Maturation-induction of tumor cells using a human colon carcinoma model

Abstract

The establishment of a maturation-induction model using human colon cancer cells as targets is reported. Two colon carcinoma cell lines were established from human tumors; one line was heterogeneous and was cloned into two distant subpopulations. Cells from these lines and clones and cells from an established human colon carcinoma cell line were treated in vitro with N,N-dimethylformamide (DMF) and were compared to untreated cells according to two general sets of criteria. One set contains characteristics that define a cell as transformed (i.e., anchorage independence and tumorigenicity for nude mice), and the second set contains three antigenic marker systems that would provide evidence that maturation is occurring in treated human colon cancer cells. These colon tissue-or tumor-related markers include carcinoembryonic antigen (CEA), colonic mucoprotein antigen (CMA), and the human blood group determinants. DMF-treated cells are less malignant than untreated cells; the treated cells show a marked reduction in tumorigenicity and in clonogenicity in soft agar.

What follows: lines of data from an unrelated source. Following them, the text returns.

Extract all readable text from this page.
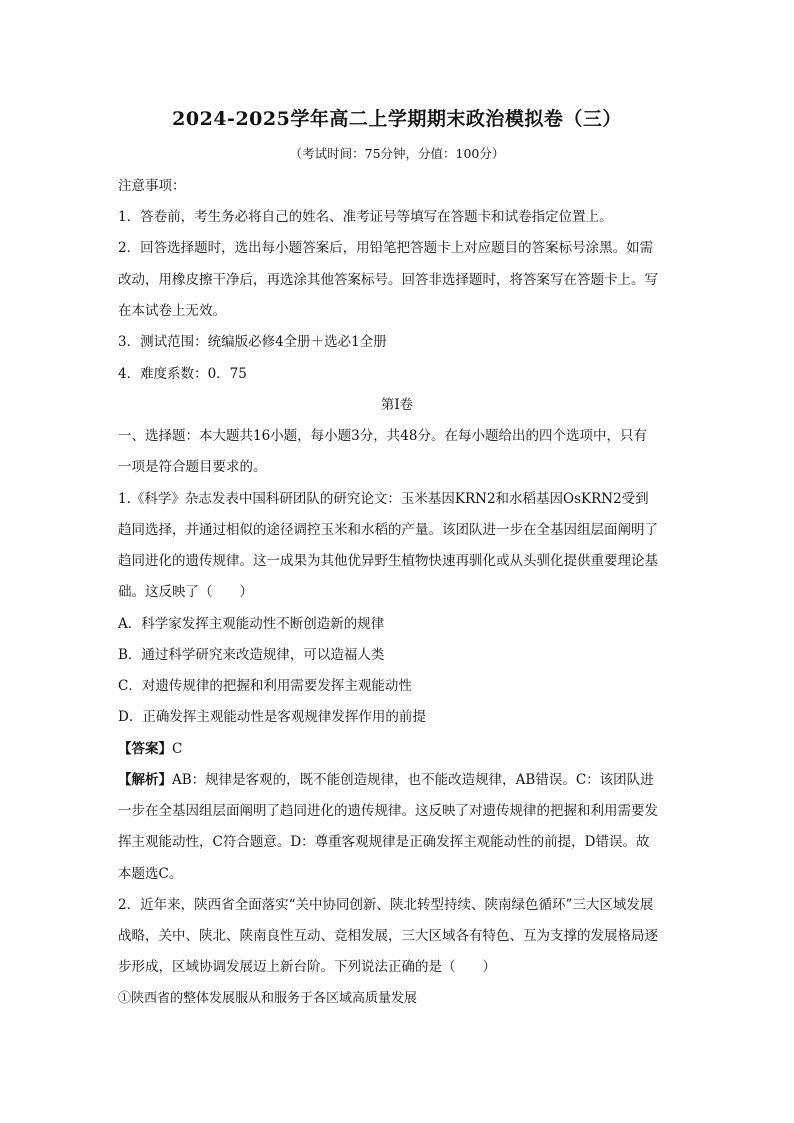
2024-2025学年高二上学期期末政治模拟卷（三）
（考试时间：75分钟，分值：100分）
注意事项：
1．答卷前，考生务必将自己的姓名、准考证号等填写在答题卡和试卷指定位置上。
2．回答选择题时，选出每小题答案后，用铅笔把答题卡上对应题目的答案标号涂黑。如需
改动，用橡皮擦干净后，再选涂其他答案标号。回答非选择题时，将答案写在答题卡上。写
在本试卷上无效。
3．测试范围：统编版必修4全册＋选必1全册
4．难度系数：0．75
第Ⅰ卷
一、选择题：本大题共16小题，每小题3分，共48分。在每小题给出的四个选项中，只有
一项是符合题目要求的。
1.《科学》杂志发表中国科研团队的研究论文：玉米基因KRN2和水稻基因OsKRN2受到
趋同选择，并通过相似的途径调控玉米和水稻的产量。该团队进一步在全基因组层面阐明了
趋同进化的遗传规律。这一成果为其他优异野生植物快速再驯化或从头驯化提供重要理论基
础。这反映了（　　）
A．科学家发挥主观能动性不断创造新的规律
B．通过科学研究来改造规律，可以造福人类
C．对遗传规律的把握和利用需要发挥主观能动性
D．正确发挥主观能动性是客观规律发挥作用的前提
【答案】C
【解析】AB：规律是客观的，既不能创造规律，也不能改造规律，AB错误。C：该团队进
一步在全基因组层面阐明了趋同进化的遗传规律。这反映了对遗传规律的把握和利用需要发
挥主观能动性，C符合题意。D：尊重客观规律是正确发挥主观能动性的前提，D错误。故
本题选C。
2．近年来，陕西省全面落实“关中协同创新、陕北转型持续、陕南绿色循环”三大区域发展
战略，关中、陕北、陕南良性互动、竞相发展，三大区域各有特色、互为支撑的发展格局逐
步形成，区域协调发展迈上新台阶。下列说法正确的是（　　）
①陕西省的整体发展服从和服务于各区域高质量发展
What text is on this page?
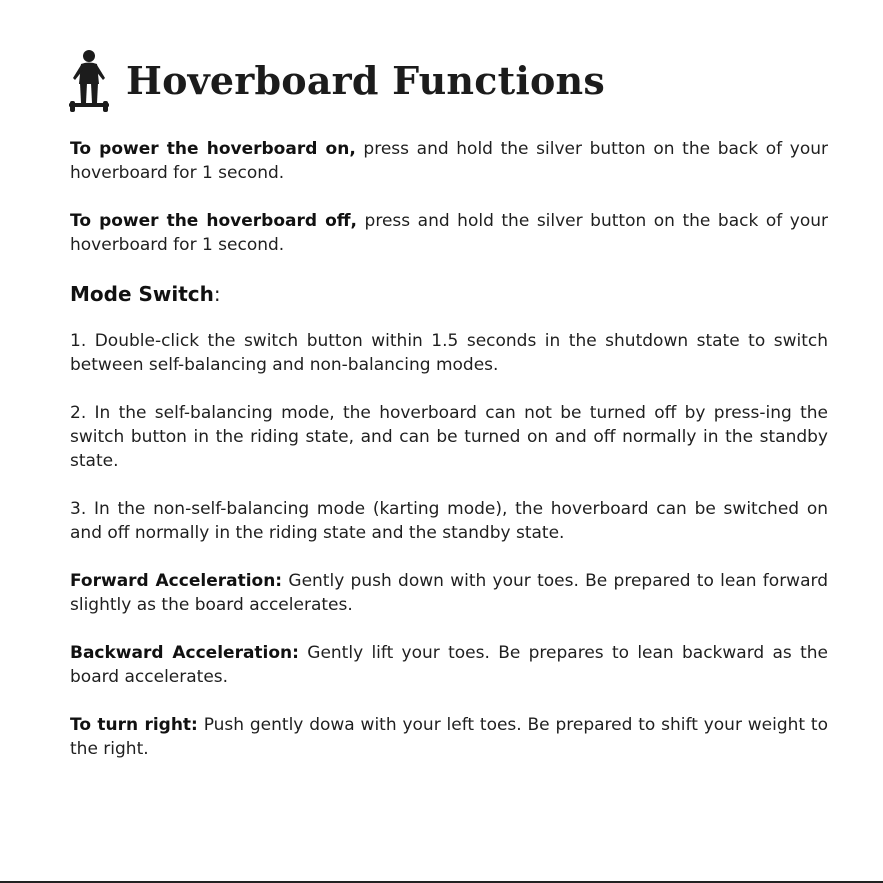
Hoverboard Functions

To power the hoverboard on, press and hold the silver button on the back of your hoverboard for 1 second.

To power the hoverboard off, press and hold the silver button on the back of your hoverboard for 1 second.

Mode Switch:

1. Double-click the switch button within 1.5 seconds in the shutdown state to switch between self-balancing and non-balancing modes.

2. In the self-balancing mode, the hoverboard can not be turned off by press-ing the switch button in the riding state, and can be turned on and off normally in the standby state.

3. In the non-self-balancing mode (karting mode), the hoverboard can be switched on and off normally in the riding state and the standby state.

Forward Acceleration: Gently push down with your toes. Be prepared to lean forward slightly as the board accelerates.

Backward Acceleration: Gently lift your toes. Be prepares to lean backward as the board accelerates.

To turn right: Push gently dowa with your left toes. Be prepared to shift your weight to the right.
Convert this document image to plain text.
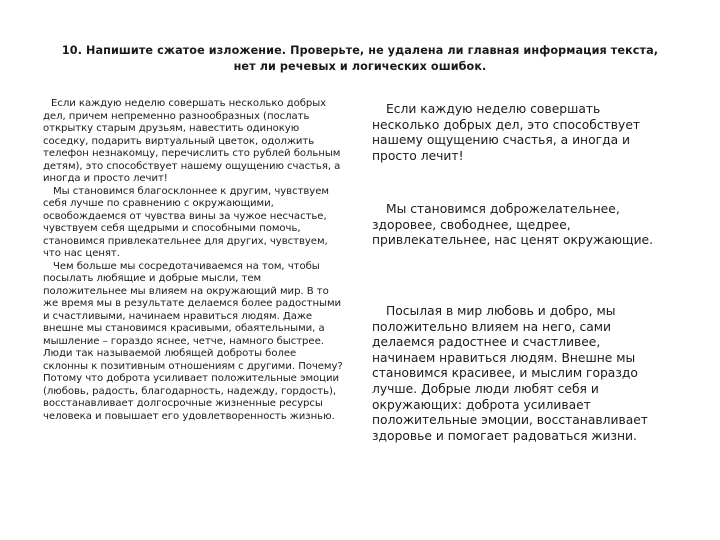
10. Напишите сжатое изложение. Проверьте, не удалена ли главная информация текста, нет ли речевых и логических ошибок.

Если каждую неделю совершать несколько добрых дел, причем непременно разнообразных (послать открытку старым друзьям, навестить одинокую соседку, подарить виртуальный цветок, одолжить телефон незнакомцу, перечислить сто рублей больным детям), это способствует нашему ощущению счастья, а иногда и просто лечит!

Мы становимся благосклоннее к другим, чувствуем себя лучше по сравнению с окружающими, освобождаемся от чувства вины за чужое несчастье, чувствуем себя щедрыми и способными помочь, становимся привлекательнее для других, чувствуем, что нас ценят.

Чем больше мы сосредотачиваемся на том, чтобы посылать любящие и добрые мысли, тем положительнее мы влияем на окружающий мир. В то же время мы в результате делаемся более радостными и счастливыми, начинаем нравиться людям. Даже внешне мы становимся красивыми, обаятельными, а мышление – гораздо яснее, четче, намного быстрее. Люди так называемой любящей доброты более склонны к позитивным отношениям с другими. Почему? Потому что доброта усиливает положительные эмоции (любовь, радость, благодарность, надежду, гордость), восстанавливает долгосрочные жизненные ресурсы человека и повышает его удовлетворенность жизнью.

Если каждую неделю совершать несколько добрых дел, это способствует нашему ощущению счастья, а иногда и просто лечит!

Мы становимся доброжелательнее, здоровее, свободнее, щедрее, привлекательнее, нас ценят окружающие.

Посылая в мир любовь и добро, мы положительно влияем на него, сами делаемся радостнее и счастливее, начинаем нравиться людям. Внешне мы становимся красивее, и мыслим гораздо лучше. Добрые люди любят себя и окружающих: доброта усиливает положительные эмоции, восстанавливает здоровье и помогает радоваться жизни.
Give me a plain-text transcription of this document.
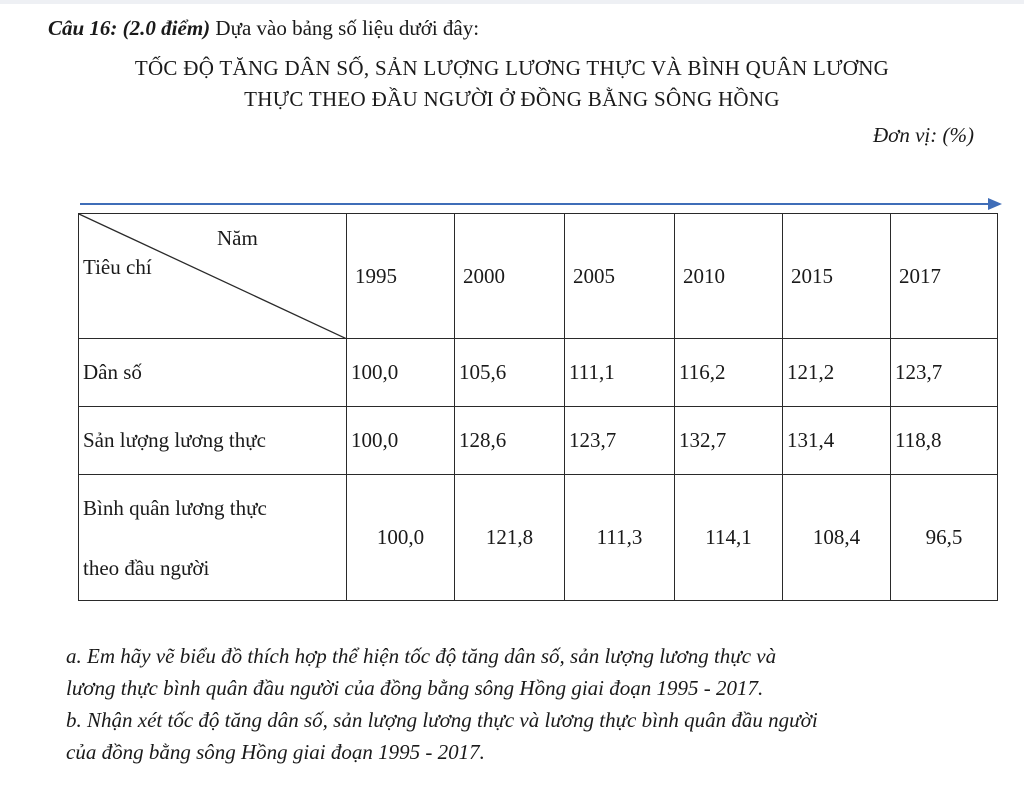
Câu 16: (2.0 điểm) Dựa vào bảng số liệu dưới đây:
TỐC ĐỘ TĂNG DÂN SỐ, SẢN LƯỢNG LƯƠNG THỰC VÀ BÌNH QUÂN LƯƠNG
THỰC THEO ĐẦU NGƯỜI Ở ĐỒNG BẰNG SÔNG HỒNG
Đơn vị: (%)
Năm
Tiêu chí	1995	2000	2005	2010	2015	2017
Dân số	100,0	105,6	111,1	116,2	121,2	123,7
Sản lượng lương thực	100,0	128,6	123,7	132,7	131,4	118,8

Bình quân lương thực
theo đầu người	100,0	121,8	111,3	114,1	108,4	96,5

a. Em hãy vẽ biểu đồ thích hợp thể hiện tốc độ tăng dân số, sản lượng lương thực và

lương thực bình quân đầu người của đồng bằng sông Hồng giai đoạn 1995 - 2017.

b. Nhận xét tốc độ tăng dân số, sản lượng lương thực và lương thực bình quân đầu người

của đồng bằng sông Hồng giai đoạn 1995 - 2017.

Each of the markers indicates that the treated cells are better differentiated than their untreated counterparts. For example, treated cells show increased expression of normal-CMA and decreased expression of tumor-CMA compared to untreated cells. Cells removed from DMF reverted to express the tumorigenicity, growth properties, and antigens characteristic of their untreated counterparts. Therefore, DMF reversibly induces in cultured colon cancer cells a less malignant phenotype with concomitant maturational effects. These results indicate that this model is appropriate for study of maturation-induction in human colon tumor cells, and has potential application to other types of human carcinomas.